スミスの本棚 『作家・ねじめ正一さん』

女優・吉行和子さんからのご紹介。

 

俳句の会で親交があるという 作家の ねじめ正一さんです。

 

詩人・作家として活躍するかたわら、

阿佐ヶ谷で 『ねじめ民芸店』 を経営。

個人的な趣味で集めた和雑貨などに囲まれている空間が

一番ホッとするということで・・

今回はこちらでインタビューをさせて頂きました。

 

 

ねじめさんと言えば。

 

「高円寺純情商店街」 などの小説で有名ですが、

それ以前から、詩人としても活動。

かなり過激で前衛的だった ねじめさんの詩は、当時も話題になりました。

「小説」と「詩」。

一見、相反するような2つの分野においても、

ねじめさんの圧倒的なパワーが貫かれていたのは

《 抜群の言葉のセンス 》 です。

 

 

そんな 言葉を巧みに操る ねじめさんが、意外にも 

 

『 意味の無いことが面白い・・ 』 と薦めてくださったのが、こちら。

 

 

  【  ゴムあたま ポンたろう  】    長 新太  著

 

 

このコーナーが始まって以来(おそらく)2回目の絵本です。

( 1人目は、偶然にも 同じく詩人の谷川俊太郎さんでした。
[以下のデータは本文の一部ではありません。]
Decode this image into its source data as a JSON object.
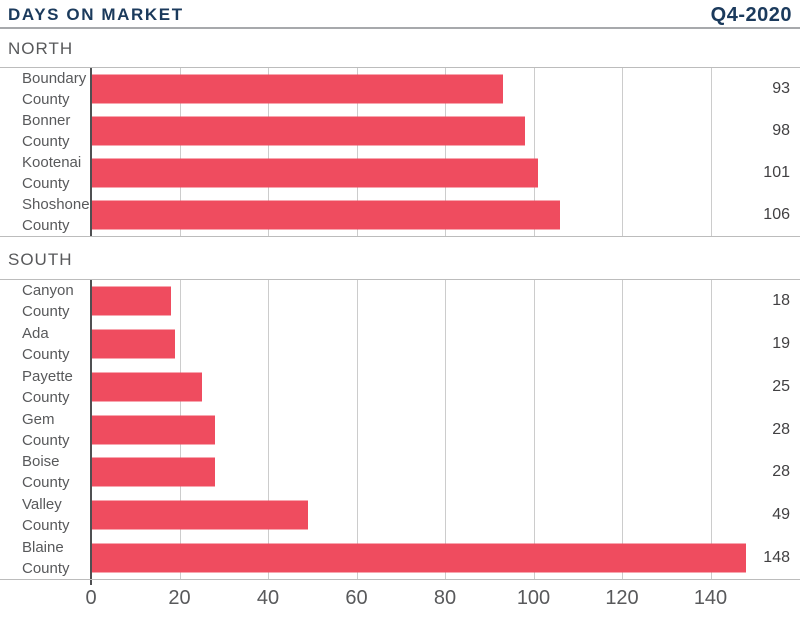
{
  "header": {
    "title": "DAYS ON MARKET",
    "period": "Q4-2020"
  },
  "colors": {
    "bar": "#EF4C5F",
    "navy": "#1B3A5C",
    "label_gray": "#58595B",
    "value_gray": "#414042",
    "grid": "#CCCCCC",
    "axis_dark": "#4F5052",
    "border": "#BCBCBC",
    "title_rule": "#A7A9AC"
  },
  "chart_data": {
    "type": "bar",
    "orientation": "horizontal",
    "title": "DAYS ON MARKET",
    "subtitle": "Q4-2020",
    "xlabel": "",
    "ylabel": "",
    "xlim": [
      0,
      160
    ],
    "x_ticks": [
      0,
      20,
      40,
      60,
      80,
      100,
      120,
      140
    ],
    "grid": true,
    "value_label_position": "right-aligned at chart right edge",
    "sections": [
      {
        "label": "NORTH",
        "categories": [
          "Boundary County",
          "Bonner County",
          "Kootenai County",
          "Shoshone County"
        ],
        "values": [
          93,
          98,
          101,
          106
        ]
      },
      {
        "label": "SOUTH",
        "categories": [
          "Canyon County",
          "Ada County",
          "Payette County",
          "Gem County",
          "Boise County",
          "Valley County",
          "Blaine County"
        ],
        "values": [
          18,
          19,
          25,
          28,
          28,
          49,
          148
        ]
      }
    ]
  }
}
)

 

ゴムあたま ポンたろう・・・

その名の通り、頭がゴムでできた少年が主人公です。( ↓ )

 

 

このポンたろう! (名前も意味不明・・)

正体も、飛んでいる理由も分からないまま

様々なモノに当たっては、ポーンと跳ねながら旅します。

 

鬼の角や、バラのトゲ、お化けやハリネズミにぶつかっては

飛んで行き、海を渡り、最後はゴムの木で眠りにつきます。

 

≪ ゴムあたまポンたろうは、やすむことにしました ≫

 

という言葉で絵本は終ります。

 

「 えっ、これで終わり ?」 思わず声にしてしまったほどです。

 

『  不条理とか奇想天外とかいう言葉で括ることもできるが、 

   理屈ではなく、見たままの面白さをきっちり受け止められるかどうか

   それが、大切なんだ。 』 (ねじめさん)

 

 

思わず、ハッとしました。

 

普段、ハウツー本や自己啓発本ばかりで

言葉や文章に意味を求めたり、そこに答えを探そうとしたり・・・

視野や考える幅が狭くなってしまっていた 私。

 

心を白紙にして、受け止める余裕が無くなってしまっていたこと。

 

意味も理屈もつけられない、このドキドキ感、不安感、楽しさを

純粋に味わう体験を、すっかり忘れてしまっていたんですね。

( 心当たりのある方、多いのではないでしょうか? )

 

常に言葉に深く入り込み、言葉での表現を生業にして

生きてきたねじめさんだからこそ、

「あるがままを受け止める」 大切さも、人一倍感じていらっしゃるのでしょう。

 

 

このような絵本を、子供達だけではなく大人にも

ぜひ触れてほしいと、ねじめさんは言います。

 

『 常識の行き着くところは 膠着。 

  理屈が生み出すのは 妥協。

  成熟さの行き着くところは 汎用。 』 (ねじめさん)

 

紙一重でもある 人間のさが。

まさに、この常識、理屈、成熟と闘っているのが 絵本なのだと。